New York's main contract, West Texas Intermediate crude for delivery in May, dived $2.56 to $104.77 a barrel.
Brent North Sea crude for May shed $1.76 to $123.75.
The U.S. Department of Energy said the country's crude oil inventories jumped by 7.1 million barrels last week -- three times the amount expected.
"The largest weekly build in crude stocks since July 2010 was unexpected," said BNP Paribas analyst Harry Tchilinguirian.
With Western countries' stockpiles high, France on March 28 said it was ready to tap into its strategic oil reserves to help bring down prices.
Speaking after a cabinet meeting, France's Energy Minister Eric Besson said: "It was the United States that requested this and France greeted the idea favorably. We are now waiting for the opinion of the International Energy Agency."

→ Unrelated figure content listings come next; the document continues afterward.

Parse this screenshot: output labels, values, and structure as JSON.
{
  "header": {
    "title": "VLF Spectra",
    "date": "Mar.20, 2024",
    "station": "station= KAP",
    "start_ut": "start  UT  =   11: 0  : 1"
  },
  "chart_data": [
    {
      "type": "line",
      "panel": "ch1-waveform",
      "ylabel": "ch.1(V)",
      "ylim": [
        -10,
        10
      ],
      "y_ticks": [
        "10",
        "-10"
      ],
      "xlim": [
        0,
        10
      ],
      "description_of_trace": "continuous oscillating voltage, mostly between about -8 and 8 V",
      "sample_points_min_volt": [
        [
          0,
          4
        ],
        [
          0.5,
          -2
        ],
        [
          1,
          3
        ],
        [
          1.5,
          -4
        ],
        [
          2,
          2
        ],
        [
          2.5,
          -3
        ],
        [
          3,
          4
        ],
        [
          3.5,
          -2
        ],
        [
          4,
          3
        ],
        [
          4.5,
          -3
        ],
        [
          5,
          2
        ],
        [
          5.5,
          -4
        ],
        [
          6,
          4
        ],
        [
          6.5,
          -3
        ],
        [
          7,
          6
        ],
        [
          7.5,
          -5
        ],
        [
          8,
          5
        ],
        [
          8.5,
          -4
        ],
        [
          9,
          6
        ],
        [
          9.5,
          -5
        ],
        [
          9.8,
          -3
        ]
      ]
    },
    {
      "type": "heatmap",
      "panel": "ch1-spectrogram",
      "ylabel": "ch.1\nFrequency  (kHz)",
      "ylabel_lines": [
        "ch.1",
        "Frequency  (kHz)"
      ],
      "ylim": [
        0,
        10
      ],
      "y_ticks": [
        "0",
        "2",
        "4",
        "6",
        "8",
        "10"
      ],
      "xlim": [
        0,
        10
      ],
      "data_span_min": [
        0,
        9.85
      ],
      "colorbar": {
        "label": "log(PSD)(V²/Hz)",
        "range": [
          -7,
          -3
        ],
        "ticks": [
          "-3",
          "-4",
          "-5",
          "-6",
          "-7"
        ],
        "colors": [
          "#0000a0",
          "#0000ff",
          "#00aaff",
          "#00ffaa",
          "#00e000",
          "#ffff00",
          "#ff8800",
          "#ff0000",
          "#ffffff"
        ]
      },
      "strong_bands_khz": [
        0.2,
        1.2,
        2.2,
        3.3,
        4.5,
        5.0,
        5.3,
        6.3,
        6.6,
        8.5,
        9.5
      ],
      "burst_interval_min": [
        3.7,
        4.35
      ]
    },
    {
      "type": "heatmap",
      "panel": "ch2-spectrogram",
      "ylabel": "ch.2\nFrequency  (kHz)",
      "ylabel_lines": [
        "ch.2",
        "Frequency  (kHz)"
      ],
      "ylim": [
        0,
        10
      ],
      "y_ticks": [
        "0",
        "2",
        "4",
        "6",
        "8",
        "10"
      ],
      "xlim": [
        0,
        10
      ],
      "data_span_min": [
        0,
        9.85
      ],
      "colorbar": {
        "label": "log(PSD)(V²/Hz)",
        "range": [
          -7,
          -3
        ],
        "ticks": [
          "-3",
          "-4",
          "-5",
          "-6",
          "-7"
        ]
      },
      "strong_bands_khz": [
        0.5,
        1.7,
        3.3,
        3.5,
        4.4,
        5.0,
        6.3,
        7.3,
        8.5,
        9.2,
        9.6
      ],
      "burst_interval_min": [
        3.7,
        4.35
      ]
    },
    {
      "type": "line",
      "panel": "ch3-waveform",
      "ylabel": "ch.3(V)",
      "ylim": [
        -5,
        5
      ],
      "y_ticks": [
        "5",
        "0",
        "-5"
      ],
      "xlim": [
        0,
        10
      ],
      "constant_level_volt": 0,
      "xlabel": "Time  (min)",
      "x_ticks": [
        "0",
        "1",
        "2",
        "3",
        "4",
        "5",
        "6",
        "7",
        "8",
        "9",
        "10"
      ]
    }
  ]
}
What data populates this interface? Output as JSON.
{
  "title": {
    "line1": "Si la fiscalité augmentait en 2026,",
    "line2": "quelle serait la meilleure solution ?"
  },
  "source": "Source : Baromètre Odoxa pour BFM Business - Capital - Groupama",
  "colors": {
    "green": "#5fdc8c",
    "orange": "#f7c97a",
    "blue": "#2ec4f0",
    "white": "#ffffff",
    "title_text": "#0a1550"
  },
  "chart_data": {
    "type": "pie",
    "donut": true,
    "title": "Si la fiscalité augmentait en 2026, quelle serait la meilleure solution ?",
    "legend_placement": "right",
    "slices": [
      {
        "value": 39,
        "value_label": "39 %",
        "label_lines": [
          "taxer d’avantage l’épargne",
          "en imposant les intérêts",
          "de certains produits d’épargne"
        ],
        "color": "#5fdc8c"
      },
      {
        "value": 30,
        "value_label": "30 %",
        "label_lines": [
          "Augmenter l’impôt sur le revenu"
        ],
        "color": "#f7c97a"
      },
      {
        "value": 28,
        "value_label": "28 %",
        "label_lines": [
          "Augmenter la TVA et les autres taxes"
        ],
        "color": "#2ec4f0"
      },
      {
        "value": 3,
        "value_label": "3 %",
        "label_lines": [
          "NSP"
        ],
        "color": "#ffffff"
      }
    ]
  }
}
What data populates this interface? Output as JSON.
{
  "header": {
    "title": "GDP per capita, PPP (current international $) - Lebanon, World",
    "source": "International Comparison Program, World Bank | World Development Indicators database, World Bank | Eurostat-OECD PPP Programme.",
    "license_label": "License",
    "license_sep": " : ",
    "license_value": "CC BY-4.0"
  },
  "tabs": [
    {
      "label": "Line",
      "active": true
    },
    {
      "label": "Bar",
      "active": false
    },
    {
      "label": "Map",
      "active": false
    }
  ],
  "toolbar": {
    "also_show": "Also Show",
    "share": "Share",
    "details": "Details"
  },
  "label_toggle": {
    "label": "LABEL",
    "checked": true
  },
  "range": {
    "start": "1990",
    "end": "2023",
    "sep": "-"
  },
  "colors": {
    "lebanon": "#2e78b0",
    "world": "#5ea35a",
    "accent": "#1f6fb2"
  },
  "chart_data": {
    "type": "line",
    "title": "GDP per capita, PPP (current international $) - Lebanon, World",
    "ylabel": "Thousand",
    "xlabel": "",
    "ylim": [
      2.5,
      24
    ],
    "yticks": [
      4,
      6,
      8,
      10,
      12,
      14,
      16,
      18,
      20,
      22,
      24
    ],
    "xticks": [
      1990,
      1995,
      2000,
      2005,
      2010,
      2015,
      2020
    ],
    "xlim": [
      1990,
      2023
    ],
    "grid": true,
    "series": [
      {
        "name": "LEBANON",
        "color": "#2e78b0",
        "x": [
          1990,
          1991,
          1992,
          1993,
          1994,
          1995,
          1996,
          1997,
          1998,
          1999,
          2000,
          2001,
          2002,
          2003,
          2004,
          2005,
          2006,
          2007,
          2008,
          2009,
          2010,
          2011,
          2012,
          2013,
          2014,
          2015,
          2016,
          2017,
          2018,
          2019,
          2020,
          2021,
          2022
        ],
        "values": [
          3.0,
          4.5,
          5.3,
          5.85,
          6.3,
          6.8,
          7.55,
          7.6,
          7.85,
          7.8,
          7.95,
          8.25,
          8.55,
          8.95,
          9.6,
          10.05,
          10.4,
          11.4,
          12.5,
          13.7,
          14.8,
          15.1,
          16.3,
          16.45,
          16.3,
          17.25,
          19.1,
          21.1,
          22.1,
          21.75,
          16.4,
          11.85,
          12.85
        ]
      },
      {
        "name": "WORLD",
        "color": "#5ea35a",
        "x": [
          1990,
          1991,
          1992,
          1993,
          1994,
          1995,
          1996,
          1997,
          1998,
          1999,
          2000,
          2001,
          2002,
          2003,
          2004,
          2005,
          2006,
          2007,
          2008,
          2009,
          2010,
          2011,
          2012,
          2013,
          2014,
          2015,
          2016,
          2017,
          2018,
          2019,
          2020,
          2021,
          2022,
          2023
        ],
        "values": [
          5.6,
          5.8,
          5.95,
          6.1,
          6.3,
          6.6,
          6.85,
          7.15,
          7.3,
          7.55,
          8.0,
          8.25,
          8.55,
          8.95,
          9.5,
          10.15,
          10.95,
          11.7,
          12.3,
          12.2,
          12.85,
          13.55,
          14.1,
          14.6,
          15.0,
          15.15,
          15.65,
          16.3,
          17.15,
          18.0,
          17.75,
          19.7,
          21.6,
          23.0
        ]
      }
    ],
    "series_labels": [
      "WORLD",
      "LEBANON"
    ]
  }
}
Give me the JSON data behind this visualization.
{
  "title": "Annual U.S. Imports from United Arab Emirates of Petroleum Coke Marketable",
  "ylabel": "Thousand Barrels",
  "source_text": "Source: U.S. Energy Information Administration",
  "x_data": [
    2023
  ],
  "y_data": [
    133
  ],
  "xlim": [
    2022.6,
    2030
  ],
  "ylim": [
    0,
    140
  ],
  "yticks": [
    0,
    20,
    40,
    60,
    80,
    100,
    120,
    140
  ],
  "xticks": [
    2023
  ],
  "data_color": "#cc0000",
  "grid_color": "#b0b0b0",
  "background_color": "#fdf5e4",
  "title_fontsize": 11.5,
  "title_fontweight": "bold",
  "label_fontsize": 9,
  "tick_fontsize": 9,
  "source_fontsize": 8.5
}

Government spokeswoman and Budget Minister Valerie Pecresse said France was working with the United States and Britain to persuade the IEA to permit them to tap their reserves "to counter speculation on global energy markets."
It marked an evolution of France's position. Last week, Besson said that Paris was merely studying the possibility of opening its reserves as "one of the options" to tame rising oil prices.
In theory, a nation's reserves are held in case of a major international crisis like a war or a natural disaster in an oil producing area.
But Asia's fuel-hungry economies are once more gathering steam, pushing up prices at a time when the economic recovery remains more vulnerable in some western economies, such as those of France and the United States.
Tensions are also running high in the Middle East, with Iranian exports limited by embargo and political unrest in several oil producers.
France and the United States are also in election mode, with both President Barack Obama and his French counterpart Nicolas Sarkozy facing pressure from voters over high pump prices for gas and diesel.